Директор. Бэкманн? Бэкманн? Что-то не слыхал? Или Вы работали под псевдонимом?
Бэкманн. Нет, я только пришел. Я новичок.
Директор (совершенно меняя тон). Ах Вы новичок? Ну знаете, в жизни так не бывает. У Вас очень примитивный взгляд на вещи. Взять и просто прийти – так карьеру не делают. Вы же недооцениваете ответственности перед нами, предпринимателями. Выпустить новичка -это ж провал. Публике нужно имя.

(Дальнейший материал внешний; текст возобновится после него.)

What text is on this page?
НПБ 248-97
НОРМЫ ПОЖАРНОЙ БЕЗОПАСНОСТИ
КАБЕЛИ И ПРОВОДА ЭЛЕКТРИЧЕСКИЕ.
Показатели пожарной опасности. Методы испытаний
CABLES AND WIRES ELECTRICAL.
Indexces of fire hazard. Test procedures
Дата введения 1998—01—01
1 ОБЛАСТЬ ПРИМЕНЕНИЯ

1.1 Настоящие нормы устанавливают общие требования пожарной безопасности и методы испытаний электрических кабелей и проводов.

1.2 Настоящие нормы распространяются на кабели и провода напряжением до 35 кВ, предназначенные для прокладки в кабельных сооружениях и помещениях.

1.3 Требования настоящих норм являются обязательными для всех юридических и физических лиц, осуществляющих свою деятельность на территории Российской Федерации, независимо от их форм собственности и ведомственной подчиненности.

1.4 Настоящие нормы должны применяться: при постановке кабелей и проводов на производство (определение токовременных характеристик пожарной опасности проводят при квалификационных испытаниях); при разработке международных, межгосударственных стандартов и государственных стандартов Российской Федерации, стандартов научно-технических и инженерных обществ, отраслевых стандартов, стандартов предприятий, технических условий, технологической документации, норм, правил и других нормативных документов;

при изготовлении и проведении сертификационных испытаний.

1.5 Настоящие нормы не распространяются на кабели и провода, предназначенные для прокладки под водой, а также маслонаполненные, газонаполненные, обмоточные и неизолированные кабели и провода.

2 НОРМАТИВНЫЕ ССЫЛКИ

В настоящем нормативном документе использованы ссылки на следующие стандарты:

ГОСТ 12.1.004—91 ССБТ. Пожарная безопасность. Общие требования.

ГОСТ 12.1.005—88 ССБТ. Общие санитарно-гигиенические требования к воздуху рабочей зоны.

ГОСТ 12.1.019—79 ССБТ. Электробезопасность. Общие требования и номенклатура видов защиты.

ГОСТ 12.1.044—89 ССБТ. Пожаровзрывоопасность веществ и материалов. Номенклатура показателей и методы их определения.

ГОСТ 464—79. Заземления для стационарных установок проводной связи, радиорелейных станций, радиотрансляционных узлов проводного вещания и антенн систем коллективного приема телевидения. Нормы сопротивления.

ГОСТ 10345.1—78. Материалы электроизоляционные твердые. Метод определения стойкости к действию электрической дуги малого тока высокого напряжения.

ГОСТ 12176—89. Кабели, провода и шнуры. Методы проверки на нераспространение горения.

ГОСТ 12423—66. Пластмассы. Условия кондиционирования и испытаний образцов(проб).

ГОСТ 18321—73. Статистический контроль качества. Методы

Бэкманн. Гете, Шмелинг, Ширли Тампль или что-то такое, да?
Директор. Хотя бы. Но начинающий? Новенький, неизвестный? Сколько Вам лет?
Бэкманн. Двадцать пять.
Директор. Вот видите. Пусть-ка Вас еще жизнь поучит,молодой человек. Вы ж ее и не нюхали пока. Испытайте, почем фунт лиха. Что Вы делали до сих пор?
Бэкманн. Ничего. Воевал: голодал. Замерзал. Стрелял: воевал. И все.
Директор. И все? По-вашему, это дело? Вам надо дорасти до жизненного поля битвы, друг мой. Поработайте. Сделайте себе имя. И тогда мы представим Вас во всей красе. Наберитесь опыта, тогда и приходите. Станьте кем-нибудь!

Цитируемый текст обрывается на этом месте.